From this foundation of the argument for liberty it follows that we shall not achieve its ends if we confine liberty to the particular instances where we know it will do good. Freedom granted only where it can be known beforehand that its effects will be beneficial would not be freedom. If we know how freedom would be used, the case for it would largely disappear. We could then achieve the same result by telling people to do what freedom would enable them to do. But we shall never get the benefits of freedom, never obtain those unforeseeable new developments for which it provides the opportunity, if it is not granted also where the uses made of it by some do not seem desirable. It is therefore no argument against individual freedom that it is frequently abused or used for ends that are recognized as socially undesirable. Our faith in freedom rests not on demonstrable results in particular circumstances, but on the belief that it will on balance release more forces for the good than for the bad.

It also follows that the importance of freedom to do particular things has nothing to do with the question of whether we or the majority are ever likely to make use of that particular possibility. To grant no more freedom than all can exercise would be completely to misconceive its function. The freedom that will be used by only one man in a million may be more important to society and more beneficial to the majority than any freedom we all use.

Indeed, it might almost be said that freedom to do a particular thing is the more precious for society as a whole the less likely the opportunity for its use. The less likely it is that the opportunity will occur, the more unlikely also that the experience to be gained will be recovered if such a nearly unique chance is missed. It is also probably true that the majority is not directly interested in most of the things it is most important that we should be free to do. If it were otherwise, the results of freedom could also be achieved by the majority deciding what should be done by individuals. But majority action is of necessity confined to the already tried and ascertained, to issues on which agreement has already been reached in that process of discussion that must be preceded by different experiences and actions on the part of the different individuals.

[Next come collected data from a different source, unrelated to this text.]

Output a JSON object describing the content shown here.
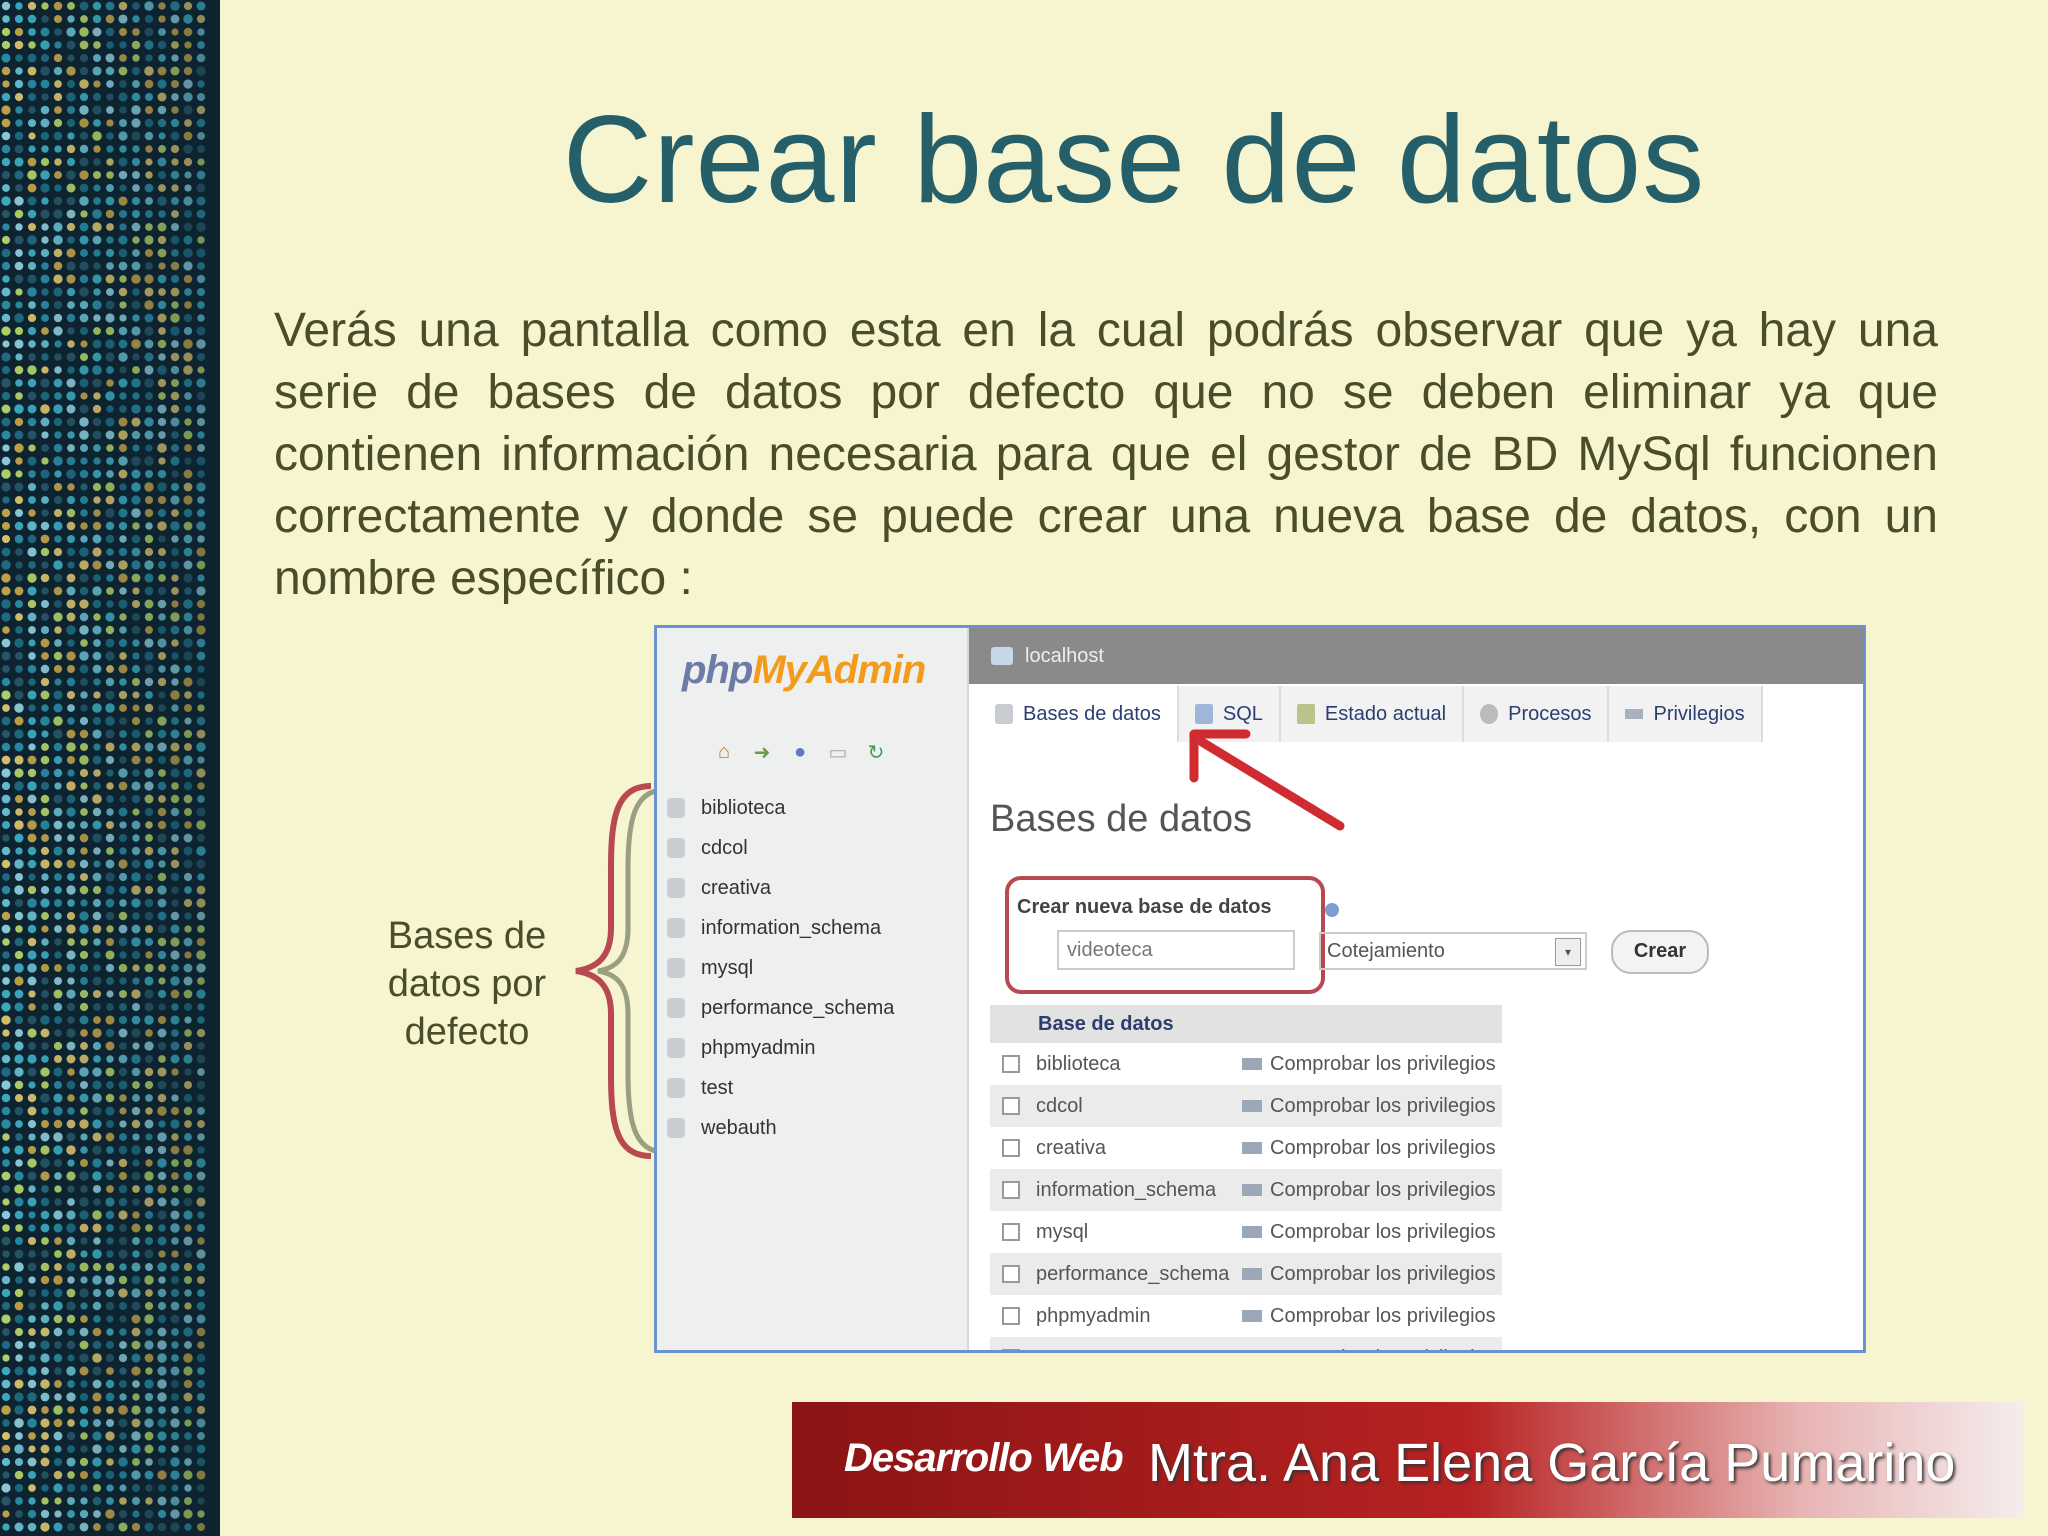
{
  "slide": {
    "title": "Crear base de datos",
    "body": "Verás una pantalla como esta en la cual podrás observar que ya hay una serie de bases de datos por defecto que no se deben eliminar ya que contienen información necesaria para que el gestor de BD MySql funcionen correctamente y donde se puede crear una nueva base de datos, con un nombre específico :",
    "side_label": "Bases de datos por defecto"
  },
  "pma": {
    "logo_php": "php",
    "logo_myadmin": "MyAdmin",
    "server": "localhost",
    "tabs": [
      {
        "label": "Bases de datos"
      },
      {
        "label": "SQL"
      },
      {
        "label": "Estado actual"
      },
      {
        "label": "Procesos"
      },
      {
        "label": "Privilegios"
      }
    ],
    "heading": "Bases de datos",
    "create_label": "Crear nueva base de datos",
    "new_db_value": "videoteca",
    "collation_value": "Cotejamiento",
    "create_button": "Crear",
    "column_header": "Base de datos",
    "sidebar_dbs": [
      "biblioteca",
      "cdcol",
      "creativa",
      "information_schema",
      "mysql",
      "performance_schema",
      "phpmyadmin",
      "test",
      "webauth"
    ],
    "table_rows": [
      {
        "name": "biblioteca",
        "priv": "Comprobar los privilegios"
      },
      {
        "name": "cdcol",
        "priv": "Comprobar los privilegios"
      },
      {
        "name": "creativa",
        "priv": "Comprobar los privilegios"
      },
      {
        "name": "information_schema",
        "priv": "Comprobar los privilegios"
      },
      {
        "name": "mysql",
        "priv": "Comprobar los privilegios"
      },
      {
        "name": "performance_schema",
        "priv": "Comprobar los privilegios"
      },
      {
        "name": "phpmyadmin",
        "priv": "Comprobar los privilegios"
      },
      {
        "name": "test",
        "priv": "Comprobar los privilegios"
      }
    ]
  },
  "footer": {
    "brand": "Desarrollo Web",
    "author": "Mtra. Ana Elena García Pumarino"
  },
  "colors": {
    "background": "#f6f5cf",
    "title": "#255f6a",
    "accent_red": "#b84950",
    "footer_red": "#9f1b1b"
  }
}
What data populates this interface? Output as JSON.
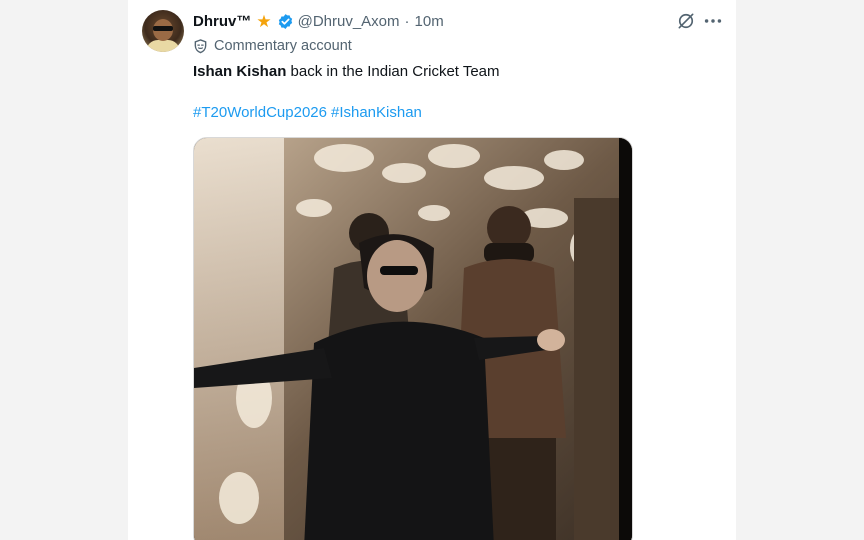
{
  "tweet": {
    "display_name": "Dhruv™",
    "handle": "@Dhruv_Axom",
    "separator": "·",
    "time": "10m",
    "commentary_label": "Commentary account",
    "text_bold": "Ishan Kishan",
    "text_rest": " back in the Indian Cricket Team",
    "hashtags": [
      "#T20WorldCup2026",
      "#IshanKishan"
    ]
  },
  "icons": {
    "badge_star": "star-icon",
    "verified": "verified-badge-icon",
    "grok": "grok-icon",
    "more": "more-icon",
    "commentary": "shield-icon"
  },
  "colors": {
    "link": "#1d9bf0",
    "verified": "#1d9bf0",
    "star": "#f4a30c",
    "muted_text": "#536471"
  }
}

The benefits I derive from freedom are thus largely the result of the uses of freedom by others, and mostly of uses of freedom that I myself could never make. It is therefore not merely and not even mainly the freedom which I can exercise myself which is important for me. It may even be that in many ways freedom for others is more important for us than freedom for ourselves, and it is certainly more important that anything can be tried by somebody than that all can do the same things. It is not because we like to be able to do particular things, not because we regard any particular freedom as essential to our happiness, that we have a claim to freedom. The instinct that makes us revolt against any physical restraint, though a helpful ally, is not always a safe guide for justifying or delimiting freedom. What is important is not what freedom I personally would like to exercise but what freedom some odd person may need in order to do things beneficial to society, a freedom we can assure to this unknown single person only by giving it to all.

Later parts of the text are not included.